U.S. District Judge Carlton Reeves, who has handled a number of high-profile civil-rights cases on abortion access, religious freedom and same-sex marriage, will now oversee a race-discrimination lawsuit against a Mississippi sheriff’s office.
The case, in which plaintiffs allege Madison County sheriff’s deputies routinely target African Americans for traffic stops, was reassigned to Reeves, an Obama appointee, following the retirement of Senior U.S. District Judge William H. Barbour Jr.
The American Civil Liberties Union filed the suit in 2017, alleging that the sheriff’s department targeted black communities with tactics such as checkpoints, roadblocks and warrantless home searches.
The ACLU claims that black citizens are nearly five times more likely to be arrested than white people in Madison County, although the county’s population is only 38 percent black.

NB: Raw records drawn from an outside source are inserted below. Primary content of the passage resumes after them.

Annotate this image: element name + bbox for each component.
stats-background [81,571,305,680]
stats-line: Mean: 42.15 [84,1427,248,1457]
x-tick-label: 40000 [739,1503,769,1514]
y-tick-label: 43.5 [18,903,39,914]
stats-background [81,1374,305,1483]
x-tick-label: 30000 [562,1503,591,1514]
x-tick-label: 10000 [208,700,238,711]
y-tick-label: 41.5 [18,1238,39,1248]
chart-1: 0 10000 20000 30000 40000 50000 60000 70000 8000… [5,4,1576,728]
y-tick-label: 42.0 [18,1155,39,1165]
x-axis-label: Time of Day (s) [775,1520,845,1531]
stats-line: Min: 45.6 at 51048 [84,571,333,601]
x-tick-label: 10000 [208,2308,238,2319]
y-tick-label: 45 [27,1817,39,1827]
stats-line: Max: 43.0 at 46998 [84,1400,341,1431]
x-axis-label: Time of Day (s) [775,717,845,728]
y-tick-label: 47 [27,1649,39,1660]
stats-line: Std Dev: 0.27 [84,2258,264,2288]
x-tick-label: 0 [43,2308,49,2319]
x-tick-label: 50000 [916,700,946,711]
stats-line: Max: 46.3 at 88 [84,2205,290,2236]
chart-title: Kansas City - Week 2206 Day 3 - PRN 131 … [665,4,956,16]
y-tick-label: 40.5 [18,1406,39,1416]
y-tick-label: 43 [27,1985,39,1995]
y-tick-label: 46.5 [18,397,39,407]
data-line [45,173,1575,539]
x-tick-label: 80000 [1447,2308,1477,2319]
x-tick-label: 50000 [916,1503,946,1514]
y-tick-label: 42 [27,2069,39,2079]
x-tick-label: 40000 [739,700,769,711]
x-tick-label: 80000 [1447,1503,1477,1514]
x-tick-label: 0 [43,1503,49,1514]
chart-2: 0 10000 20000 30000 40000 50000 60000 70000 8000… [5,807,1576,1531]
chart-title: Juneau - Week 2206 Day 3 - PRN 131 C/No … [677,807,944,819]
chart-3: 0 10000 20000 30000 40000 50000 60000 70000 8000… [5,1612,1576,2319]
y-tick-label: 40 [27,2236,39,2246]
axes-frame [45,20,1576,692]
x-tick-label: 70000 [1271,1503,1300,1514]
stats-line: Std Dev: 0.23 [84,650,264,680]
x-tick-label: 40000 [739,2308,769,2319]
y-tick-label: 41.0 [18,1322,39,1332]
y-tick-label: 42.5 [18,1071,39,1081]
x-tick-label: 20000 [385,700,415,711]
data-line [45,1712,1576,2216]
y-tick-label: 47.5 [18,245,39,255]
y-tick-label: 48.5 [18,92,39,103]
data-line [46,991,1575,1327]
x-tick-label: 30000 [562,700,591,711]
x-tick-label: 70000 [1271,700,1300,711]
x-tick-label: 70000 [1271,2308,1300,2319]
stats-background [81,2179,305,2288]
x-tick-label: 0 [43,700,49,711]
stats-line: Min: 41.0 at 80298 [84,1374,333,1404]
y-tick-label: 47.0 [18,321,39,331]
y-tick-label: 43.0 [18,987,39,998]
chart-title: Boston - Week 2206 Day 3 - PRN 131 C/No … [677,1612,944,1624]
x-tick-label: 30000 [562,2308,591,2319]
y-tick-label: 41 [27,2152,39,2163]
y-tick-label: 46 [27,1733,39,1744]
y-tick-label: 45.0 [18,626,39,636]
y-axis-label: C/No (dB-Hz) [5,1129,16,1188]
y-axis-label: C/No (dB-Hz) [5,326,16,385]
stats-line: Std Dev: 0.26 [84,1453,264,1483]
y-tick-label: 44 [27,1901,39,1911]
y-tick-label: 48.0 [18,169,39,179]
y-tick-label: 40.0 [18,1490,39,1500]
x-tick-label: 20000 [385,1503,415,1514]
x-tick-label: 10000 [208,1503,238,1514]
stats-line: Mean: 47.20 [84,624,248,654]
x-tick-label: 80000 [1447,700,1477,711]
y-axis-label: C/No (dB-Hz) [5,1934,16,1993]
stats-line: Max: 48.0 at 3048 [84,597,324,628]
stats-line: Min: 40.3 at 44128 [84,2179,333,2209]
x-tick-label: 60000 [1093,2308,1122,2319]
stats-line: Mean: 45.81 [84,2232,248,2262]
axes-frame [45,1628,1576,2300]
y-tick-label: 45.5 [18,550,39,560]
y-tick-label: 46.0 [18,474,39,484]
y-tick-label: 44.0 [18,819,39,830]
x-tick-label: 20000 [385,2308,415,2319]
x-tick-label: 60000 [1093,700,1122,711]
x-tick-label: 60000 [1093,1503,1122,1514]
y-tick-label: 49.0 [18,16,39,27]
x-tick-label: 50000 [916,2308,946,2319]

Barbour, who was overseeing the case, also presided over another highly watched civil-rights lawsuit last year — Dockery v. Hall, which challenges prison conditions at the privately-run East Mississippi Correctional Facility in Meridian. That case has yet to be reassigned.
In a recent ruling handed down in November, Reeves permanently blocked Mississippi’s 15-week abortion ban. Reeves also struck down a controversial “religious freedom” law the Legislature passed in 2016 as well as the state’s ban on same-sex marriage in 2015.